Инициатором программы «Знамя мира» выступила Комиссия по разработке научного и культурного наследия Николая Рериха. Целью программы было возвращение утраченного человечеством духовного единения. В нем участвовали с 1990 г. несколько экспедиций. Космонавтам даже читали лекции по философам-космистам, в том числе и по наследию Рериха. Мне в программе участвовать не довелось. Занятий по космистам у меня не было. Просто я оказался в экипаже, возвращавшем «Знамя мира» (вообще их было несколько), и присутствовал при передаче Талгатом Мусабаевым «Знамени мира» президенту Нурсултану Назарбаеву.
Были ли какие-то опасные моменты во время полетов?
Конечно, были. До сих пор каждый космический полет — испытательный. Но в интервью рассказы о них все равно не впишутся. Все подобные происшествия я описал в своей книге «Властелины бесконечности. Космонавт о профессии и судьбе». Только что вышло второе издание. Если интересно ознакомиться с закулисьем космической жизни, данная книга поможет вам в этом разобраться.
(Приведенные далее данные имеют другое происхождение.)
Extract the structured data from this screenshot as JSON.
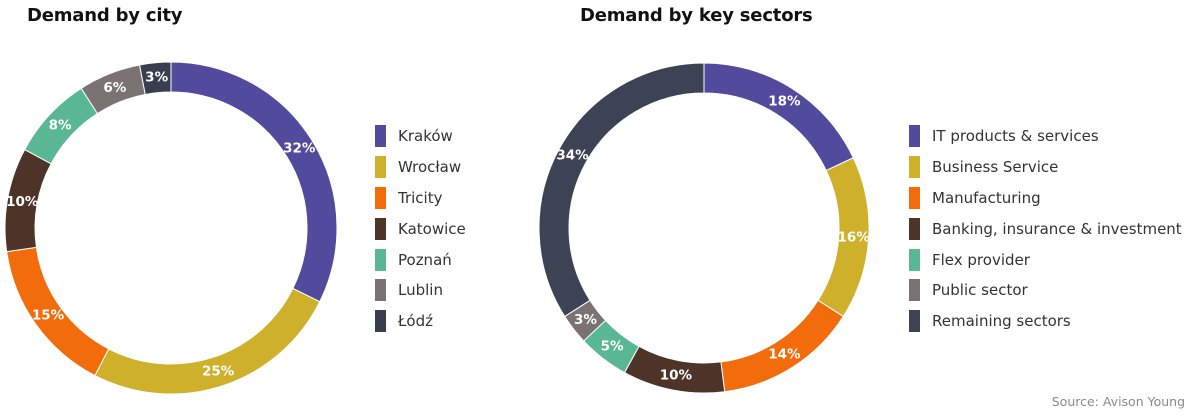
{
  "source": "Source: Avison Young",
  "chart_data": [
    {
      "type": "pie",
      "donut": true,
      "title": "Demand by city",
      "categories": [
        "Kraków",
        "Wrocław",
        "Tricity",
        "Katowice",
        "Poznań",
        "Lublin",
        "Łódź"
      ],
      "values": [
        32,
        25,
        15,
        10,
        8,
        6,
        3
      ],
      "labels": [
        "32%",
        "25%",
        "15%",
        "10%",
        "8%",
        "6%",
        "3%"
      ],
      "colors": [
        "#524b9d",
        "#cfb02a",
        "#f26c0c",
        "#4e3428",
        "#5ab793",
        "#7b7371",
        "#383e50"
      ],
      "legend_position": "right"
    },
    {
      "type": "pie",
      "donut": true,
      "title": "Demand by key sectors",
      "categories": [
        "IT products & services",
        "Business Service",
        "Manufacturing",
        "Banking, insurance & investment",
        "Flex provider",
        "Public sector",
        "Remaining sectors"
      ],
      "values": [
        18,
        16,
        14,
        10,
        5,
        3,
        34
      ],
      "labels": [
        "18%",
        "16%",
        "14%",
        "10%",
        "5%",
        "3%",
        "34%"
      ],
      "colors": [
        "#524b9d",
        "#cfb02a",
        "#f26c0c",
        "#4e3428",
        "#5ab793",
        "#7b7371",
        "#3d4254"
      ],
      "legend_position": "right"
    }
  ]
}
Как вы относитесь к современному развитию отечественной космонавтики?
С удивлением…
Согласились бы вы полететь на Марс?
Космонавт-врач Валерий Поляков, выполнивший в прошлом веке рекордный по длительности космический полет в 438 суток — результат, не перекрытый до сих пор, — сказал как-то, что на Марс должны лететь космонавты-пенсионеры, в возрасте. Во-первых, у них уже есть профессиональная подготовка. Во-вторых, им уже не нужна детородная функция. А в-третьих, скорее всего, не вернутся, а стариков не так жалко. Это не цинизм. Это точная оценка профессионала — космонавта и врача. Если в такой постановке задачи — конечно, полетел бы!
Чего вы пожелаете нынешним Физтехам?
Прислушивайтесь к тем, кто был до вас, но решения принимайте только сами. Не стесняйтесь садиться за парту и учиться вновь и вновь. Научитесь делать что-то лучше всех других. Не тратьте зря время — оно ресурс невосполнимый. Нет нужды строго следовать правилам старших, в том числе и тем, что я перечислил. У каждого своя дорога!